Gareth CreerGareth Creer

Writer in Residence and Royal Literary Fund Fellow

Gareth can be found in Room C202A, Alfred Denny Building, and he is available on Mondays and Tuesdays. To book an appointment email g.creer@sheffield.ac.uk.

Gareth Creer is currently published by Faber & Faber under the pseudonym Adam Creed. His Staffe series of novels is translated into nine languages and will be screened by ITV as Dark Heart in the autumn of 2016. The series includes Suffer the Children, Willing Flesh, Pain of Death, Death in the Sun, and Kill and Tell. He has also had three literary novels under his own name published by Transworld: Skin and Bone, Cradle to Grave, and Big Sky.

For four years he was Writer in Residence at HMYOI Glen Parva, and then conceived and ran the Free To Write project, funded by the Paul Hamlyn Foundation, supporting inmates and ex-offenders in pursuit of their writing. Run in conjunction with HMP Liverpool and Merseyside Probation services, the project ran for six years and culminated in the Free To Write anthology, published by Headland in 2013.

He taught Creative Writing at Liverpool John Moores University for fourteen years and was Head of Writing at LJMU for seven years before retiring to concentrate on his own writing in 2014. He has written widely on the pedagogy of writing, most notably for Edinburgh University Press and Palgrave.

Jo BellJo Bell

Writer in Residence and Royal Literary Fund Fellow

Jo Bell is an award-winning poet described by the Poet Laureate, Carol Ann Duffy, as "one of the most exciting poets now writing". Her plaudits include the Charles Causley Prize, the Manchester Cathedral Prize and she has twice been longlisted for the National Poetry Prize. Her work has been broadcast on BBC Radio 4 and 6 Music Live, and as the flagship poem in a TV advertising campaign for the Nationwide building society. She appears in anthologies of bird poetry, poetry on popular culture and the Penguin anthology, The Poetry of Sex. Her latest collection Kith (Nine Arches Press, 2015) is described by broadcaster Stuart Maconie as "witty, sexy and deft".

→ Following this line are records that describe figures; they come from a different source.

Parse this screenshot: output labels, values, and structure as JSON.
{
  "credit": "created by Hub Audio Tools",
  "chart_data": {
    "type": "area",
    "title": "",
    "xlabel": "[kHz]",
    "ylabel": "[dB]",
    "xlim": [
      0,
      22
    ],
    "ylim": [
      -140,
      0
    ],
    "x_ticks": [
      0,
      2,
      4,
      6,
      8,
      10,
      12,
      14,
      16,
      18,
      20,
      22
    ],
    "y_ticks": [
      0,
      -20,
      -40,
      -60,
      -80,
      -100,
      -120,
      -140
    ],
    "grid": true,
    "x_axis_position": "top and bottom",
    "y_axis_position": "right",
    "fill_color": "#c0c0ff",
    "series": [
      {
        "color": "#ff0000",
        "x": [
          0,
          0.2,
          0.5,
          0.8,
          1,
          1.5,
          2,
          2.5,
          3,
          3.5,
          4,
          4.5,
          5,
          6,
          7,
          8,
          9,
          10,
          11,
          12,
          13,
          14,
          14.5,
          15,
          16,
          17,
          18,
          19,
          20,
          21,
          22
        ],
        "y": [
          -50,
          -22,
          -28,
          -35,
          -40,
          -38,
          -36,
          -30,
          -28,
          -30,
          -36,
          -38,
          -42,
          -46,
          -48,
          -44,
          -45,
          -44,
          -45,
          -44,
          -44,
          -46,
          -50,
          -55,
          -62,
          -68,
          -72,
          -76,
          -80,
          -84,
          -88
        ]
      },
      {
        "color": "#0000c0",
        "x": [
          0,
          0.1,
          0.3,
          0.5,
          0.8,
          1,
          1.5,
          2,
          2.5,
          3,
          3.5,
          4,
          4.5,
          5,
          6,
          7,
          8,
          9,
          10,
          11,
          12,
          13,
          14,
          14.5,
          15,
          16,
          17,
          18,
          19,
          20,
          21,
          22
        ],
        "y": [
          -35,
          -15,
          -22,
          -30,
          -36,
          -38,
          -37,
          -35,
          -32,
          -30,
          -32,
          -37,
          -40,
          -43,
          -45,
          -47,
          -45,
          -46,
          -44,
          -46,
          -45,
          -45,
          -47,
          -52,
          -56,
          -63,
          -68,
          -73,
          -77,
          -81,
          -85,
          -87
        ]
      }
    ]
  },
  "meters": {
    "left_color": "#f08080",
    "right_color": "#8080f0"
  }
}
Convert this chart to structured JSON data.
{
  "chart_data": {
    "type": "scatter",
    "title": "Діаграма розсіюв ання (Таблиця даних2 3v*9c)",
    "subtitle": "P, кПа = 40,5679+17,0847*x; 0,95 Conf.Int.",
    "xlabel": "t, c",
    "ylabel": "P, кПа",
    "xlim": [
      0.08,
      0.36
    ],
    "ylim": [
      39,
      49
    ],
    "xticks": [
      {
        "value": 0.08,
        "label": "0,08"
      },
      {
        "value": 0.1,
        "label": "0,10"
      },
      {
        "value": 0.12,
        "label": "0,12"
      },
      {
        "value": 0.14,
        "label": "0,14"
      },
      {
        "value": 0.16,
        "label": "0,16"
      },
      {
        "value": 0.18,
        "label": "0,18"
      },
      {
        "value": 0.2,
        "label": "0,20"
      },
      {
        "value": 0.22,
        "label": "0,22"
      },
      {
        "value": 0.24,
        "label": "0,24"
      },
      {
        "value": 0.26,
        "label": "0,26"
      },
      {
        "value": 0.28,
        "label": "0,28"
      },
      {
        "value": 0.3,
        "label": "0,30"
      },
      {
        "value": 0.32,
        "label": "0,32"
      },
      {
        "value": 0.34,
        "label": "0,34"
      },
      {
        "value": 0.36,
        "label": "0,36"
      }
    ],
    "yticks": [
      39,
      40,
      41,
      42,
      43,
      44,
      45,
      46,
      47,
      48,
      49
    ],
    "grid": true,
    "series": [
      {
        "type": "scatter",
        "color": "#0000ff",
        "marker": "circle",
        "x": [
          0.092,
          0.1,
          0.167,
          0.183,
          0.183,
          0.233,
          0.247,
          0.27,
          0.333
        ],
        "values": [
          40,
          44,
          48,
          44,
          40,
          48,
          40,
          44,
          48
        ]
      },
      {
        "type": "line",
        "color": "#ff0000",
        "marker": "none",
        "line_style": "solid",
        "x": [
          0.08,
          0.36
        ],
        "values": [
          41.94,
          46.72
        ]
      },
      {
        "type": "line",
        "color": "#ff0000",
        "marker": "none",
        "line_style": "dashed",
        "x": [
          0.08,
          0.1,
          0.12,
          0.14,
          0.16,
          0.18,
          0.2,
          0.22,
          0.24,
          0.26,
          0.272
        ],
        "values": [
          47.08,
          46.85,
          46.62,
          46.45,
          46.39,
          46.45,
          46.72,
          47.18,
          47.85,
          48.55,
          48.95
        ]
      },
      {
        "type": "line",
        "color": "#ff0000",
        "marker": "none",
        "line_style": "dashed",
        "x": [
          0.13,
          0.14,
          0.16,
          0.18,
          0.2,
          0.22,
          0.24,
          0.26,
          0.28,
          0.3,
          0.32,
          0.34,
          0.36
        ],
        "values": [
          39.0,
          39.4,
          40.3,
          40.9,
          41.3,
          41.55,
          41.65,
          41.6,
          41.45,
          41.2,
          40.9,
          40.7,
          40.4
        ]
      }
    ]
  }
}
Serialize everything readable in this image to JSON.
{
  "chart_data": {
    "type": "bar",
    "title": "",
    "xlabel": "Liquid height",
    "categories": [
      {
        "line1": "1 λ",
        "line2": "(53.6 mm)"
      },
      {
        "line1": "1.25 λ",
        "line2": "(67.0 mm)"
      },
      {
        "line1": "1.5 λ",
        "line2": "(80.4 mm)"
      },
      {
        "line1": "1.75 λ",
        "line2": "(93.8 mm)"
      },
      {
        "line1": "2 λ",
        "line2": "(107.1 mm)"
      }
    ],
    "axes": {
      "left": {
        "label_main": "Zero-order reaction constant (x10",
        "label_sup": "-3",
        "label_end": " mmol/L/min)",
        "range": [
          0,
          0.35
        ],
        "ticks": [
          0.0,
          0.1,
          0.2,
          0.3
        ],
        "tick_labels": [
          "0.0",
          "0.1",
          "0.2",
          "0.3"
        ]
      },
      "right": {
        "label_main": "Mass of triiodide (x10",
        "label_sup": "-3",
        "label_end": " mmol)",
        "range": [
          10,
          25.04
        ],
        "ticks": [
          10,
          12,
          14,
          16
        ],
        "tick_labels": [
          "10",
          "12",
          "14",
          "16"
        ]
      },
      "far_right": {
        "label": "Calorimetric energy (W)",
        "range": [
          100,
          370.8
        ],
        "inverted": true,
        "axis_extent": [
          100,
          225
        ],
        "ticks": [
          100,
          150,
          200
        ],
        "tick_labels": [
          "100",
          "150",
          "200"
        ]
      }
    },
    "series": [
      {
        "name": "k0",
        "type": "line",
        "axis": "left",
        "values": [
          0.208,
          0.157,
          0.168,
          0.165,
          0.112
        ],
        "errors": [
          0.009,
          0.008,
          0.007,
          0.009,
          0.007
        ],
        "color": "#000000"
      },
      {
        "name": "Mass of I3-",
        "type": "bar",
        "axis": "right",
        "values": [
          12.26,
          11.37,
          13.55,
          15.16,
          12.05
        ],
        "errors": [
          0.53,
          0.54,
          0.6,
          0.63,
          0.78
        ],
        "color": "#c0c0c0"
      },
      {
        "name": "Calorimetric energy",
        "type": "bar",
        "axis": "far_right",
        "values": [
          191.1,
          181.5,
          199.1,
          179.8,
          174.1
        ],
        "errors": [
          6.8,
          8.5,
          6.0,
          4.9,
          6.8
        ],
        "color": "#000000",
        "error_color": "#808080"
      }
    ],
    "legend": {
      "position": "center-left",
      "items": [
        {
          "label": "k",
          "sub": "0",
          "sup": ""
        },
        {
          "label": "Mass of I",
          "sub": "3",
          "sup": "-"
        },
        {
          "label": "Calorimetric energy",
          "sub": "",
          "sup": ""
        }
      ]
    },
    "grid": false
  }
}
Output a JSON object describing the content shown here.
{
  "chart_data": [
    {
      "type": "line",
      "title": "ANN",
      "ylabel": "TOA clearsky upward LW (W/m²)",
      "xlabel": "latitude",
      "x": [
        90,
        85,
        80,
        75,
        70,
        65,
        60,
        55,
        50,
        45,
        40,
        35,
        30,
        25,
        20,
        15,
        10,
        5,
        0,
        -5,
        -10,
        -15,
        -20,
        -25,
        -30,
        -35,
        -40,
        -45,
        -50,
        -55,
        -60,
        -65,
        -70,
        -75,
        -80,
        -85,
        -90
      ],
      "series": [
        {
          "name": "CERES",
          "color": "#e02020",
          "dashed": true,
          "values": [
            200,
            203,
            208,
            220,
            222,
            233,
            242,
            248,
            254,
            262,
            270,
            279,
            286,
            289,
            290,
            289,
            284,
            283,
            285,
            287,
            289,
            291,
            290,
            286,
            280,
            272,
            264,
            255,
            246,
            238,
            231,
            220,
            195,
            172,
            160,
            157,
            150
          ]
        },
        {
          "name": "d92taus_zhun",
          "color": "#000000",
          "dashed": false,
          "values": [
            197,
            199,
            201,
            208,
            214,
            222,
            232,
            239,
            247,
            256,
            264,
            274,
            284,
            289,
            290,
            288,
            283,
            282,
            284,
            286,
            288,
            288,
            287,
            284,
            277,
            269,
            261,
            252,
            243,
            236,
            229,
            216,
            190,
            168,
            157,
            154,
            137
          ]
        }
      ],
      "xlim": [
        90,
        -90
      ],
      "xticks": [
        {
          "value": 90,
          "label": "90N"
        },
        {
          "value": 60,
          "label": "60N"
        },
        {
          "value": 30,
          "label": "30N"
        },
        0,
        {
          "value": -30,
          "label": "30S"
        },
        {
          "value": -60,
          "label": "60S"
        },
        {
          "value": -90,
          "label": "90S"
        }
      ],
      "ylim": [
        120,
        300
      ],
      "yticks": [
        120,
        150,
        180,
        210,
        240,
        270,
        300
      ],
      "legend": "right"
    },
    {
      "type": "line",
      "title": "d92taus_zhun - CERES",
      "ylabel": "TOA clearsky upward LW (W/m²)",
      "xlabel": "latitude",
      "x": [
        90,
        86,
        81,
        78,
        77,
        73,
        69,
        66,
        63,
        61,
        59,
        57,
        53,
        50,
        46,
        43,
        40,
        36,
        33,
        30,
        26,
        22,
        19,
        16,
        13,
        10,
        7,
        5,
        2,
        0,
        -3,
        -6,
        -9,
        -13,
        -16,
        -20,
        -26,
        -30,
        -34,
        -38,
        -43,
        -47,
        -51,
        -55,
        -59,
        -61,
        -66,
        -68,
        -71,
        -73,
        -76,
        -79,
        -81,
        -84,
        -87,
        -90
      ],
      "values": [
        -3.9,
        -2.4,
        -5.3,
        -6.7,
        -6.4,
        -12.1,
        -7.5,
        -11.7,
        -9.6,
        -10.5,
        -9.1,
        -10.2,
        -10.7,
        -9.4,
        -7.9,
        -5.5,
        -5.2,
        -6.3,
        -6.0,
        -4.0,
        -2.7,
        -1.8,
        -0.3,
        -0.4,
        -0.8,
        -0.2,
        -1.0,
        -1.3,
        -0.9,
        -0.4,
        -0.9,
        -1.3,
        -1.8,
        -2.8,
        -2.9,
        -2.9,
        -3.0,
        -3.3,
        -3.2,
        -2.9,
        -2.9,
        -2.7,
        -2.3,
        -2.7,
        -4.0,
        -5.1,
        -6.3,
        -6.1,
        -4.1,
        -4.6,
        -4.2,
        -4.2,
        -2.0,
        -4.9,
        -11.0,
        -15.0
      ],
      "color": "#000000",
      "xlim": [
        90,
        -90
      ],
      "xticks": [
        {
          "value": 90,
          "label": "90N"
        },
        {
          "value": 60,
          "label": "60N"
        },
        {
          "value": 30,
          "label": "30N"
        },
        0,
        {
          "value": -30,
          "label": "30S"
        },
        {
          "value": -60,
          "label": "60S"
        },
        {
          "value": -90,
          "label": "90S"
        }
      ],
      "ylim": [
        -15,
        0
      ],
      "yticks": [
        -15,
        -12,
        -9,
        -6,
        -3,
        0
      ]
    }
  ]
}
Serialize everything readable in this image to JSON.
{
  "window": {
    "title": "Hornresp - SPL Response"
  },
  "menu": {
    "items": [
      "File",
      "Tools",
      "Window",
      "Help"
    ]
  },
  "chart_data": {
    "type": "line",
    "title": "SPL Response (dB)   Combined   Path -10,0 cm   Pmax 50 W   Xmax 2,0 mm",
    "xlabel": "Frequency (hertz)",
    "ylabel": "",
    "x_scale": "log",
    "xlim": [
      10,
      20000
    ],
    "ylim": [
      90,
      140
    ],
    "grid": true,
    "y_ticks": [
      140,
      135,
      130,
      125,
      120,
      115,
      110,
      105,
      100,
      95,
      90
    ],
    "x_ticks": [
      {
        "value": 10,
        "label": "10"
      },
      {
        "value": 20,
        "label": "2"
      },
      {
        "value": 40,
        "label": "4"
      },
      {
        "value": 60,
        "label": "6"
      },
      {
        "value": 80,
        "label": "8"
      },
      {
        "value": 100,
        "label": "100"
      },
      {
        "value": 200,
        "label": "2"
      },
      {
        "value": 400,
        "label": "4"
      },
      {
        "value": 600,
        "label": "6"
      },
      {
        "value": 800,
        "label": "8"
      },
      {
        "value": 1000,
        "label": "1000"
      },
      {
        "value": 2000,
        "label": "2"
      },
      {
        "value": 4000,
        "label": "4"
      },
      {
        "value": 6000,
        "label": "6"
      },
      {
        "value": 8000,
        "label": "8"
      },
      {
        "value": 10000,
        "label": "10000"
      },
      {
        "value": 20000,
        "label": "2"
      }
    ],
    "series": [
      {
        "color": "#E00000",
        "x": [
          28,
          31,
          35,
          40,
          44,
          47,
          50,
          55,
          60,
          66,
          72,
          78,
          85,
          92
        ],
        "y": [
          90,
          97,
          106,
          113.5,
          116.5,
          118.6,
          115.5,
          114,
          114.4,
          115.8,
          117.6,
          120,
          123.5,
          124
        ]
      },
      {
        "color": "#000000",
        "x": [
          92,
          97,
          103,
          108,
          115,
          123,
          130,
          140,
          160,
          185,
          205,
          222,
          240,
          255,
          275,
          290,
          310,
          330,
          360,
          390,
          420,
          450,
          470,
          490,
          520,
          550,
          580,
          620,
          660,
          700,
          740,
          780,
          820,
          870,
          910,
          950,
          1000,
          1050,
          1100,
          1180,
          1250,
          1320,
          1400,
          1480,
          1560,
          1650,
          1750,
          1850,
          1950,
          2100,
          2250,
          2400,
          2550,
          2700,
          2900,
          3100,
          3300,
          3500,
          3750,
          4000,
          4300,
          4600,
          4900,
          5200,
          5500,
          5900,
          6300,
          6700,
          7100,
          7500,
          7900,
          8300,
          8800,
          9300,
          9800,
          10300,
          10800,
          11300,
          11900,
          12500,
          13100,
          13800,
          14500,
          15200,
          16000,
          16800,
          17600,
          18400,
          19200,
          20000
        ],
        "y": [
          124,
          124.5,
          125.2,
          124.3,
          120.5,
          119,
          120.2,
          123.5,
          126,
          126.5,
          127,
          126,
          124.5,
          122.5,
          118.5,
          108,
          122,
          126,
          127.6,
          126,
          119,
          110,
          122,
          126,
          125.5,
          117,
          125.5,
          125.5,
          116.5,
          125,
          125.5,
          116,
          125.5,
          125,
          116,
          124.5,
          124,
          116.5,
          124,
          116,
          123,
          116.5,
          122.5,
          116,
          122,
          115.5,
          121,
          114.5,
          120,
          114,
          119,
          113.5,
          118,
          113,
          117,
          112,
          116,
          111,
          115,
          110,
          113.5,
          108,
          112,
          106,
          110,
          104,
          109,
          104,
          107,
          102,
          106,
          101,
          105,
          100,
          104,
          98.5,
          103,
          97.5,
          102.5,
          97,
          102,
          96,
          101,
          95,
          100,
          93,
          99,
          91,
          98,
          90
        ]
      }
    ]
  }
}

For eighteen years Jo was a professional archaeologist, working in northern England, Turkey and Greece and later specialising in UK industrial archaeology. During a job curating a collection of historic narrow boats, she went native and has been a boat dweller since 2003. She was the inaugural Canal Laureate for the UK, appointed in 2012 by the Canal and River Trust.

For several years the director of National Poetry Day, Jo has also been a writer in residence at many locations including Glastonbury Festival. Known for her social media projects, in 2015 she received a Saboteur Award for her project 52, which encouraged people to write regularly for one year and led to a book, 52: Write a Poem a Week. Jo also writes and blogs on the practice of writing. Her latest title How To Be A Poet (with Jane Commane) will be published for Christmas 2017, and she is editing Candlestick Press’ short collection of Ten Sexy Poems.

Jo's work is based on plain language and clear, sincere expression - skills which she believes are transferable to any discipline. She looks forward to helping students communicate their best ideas in a clear and elegant way.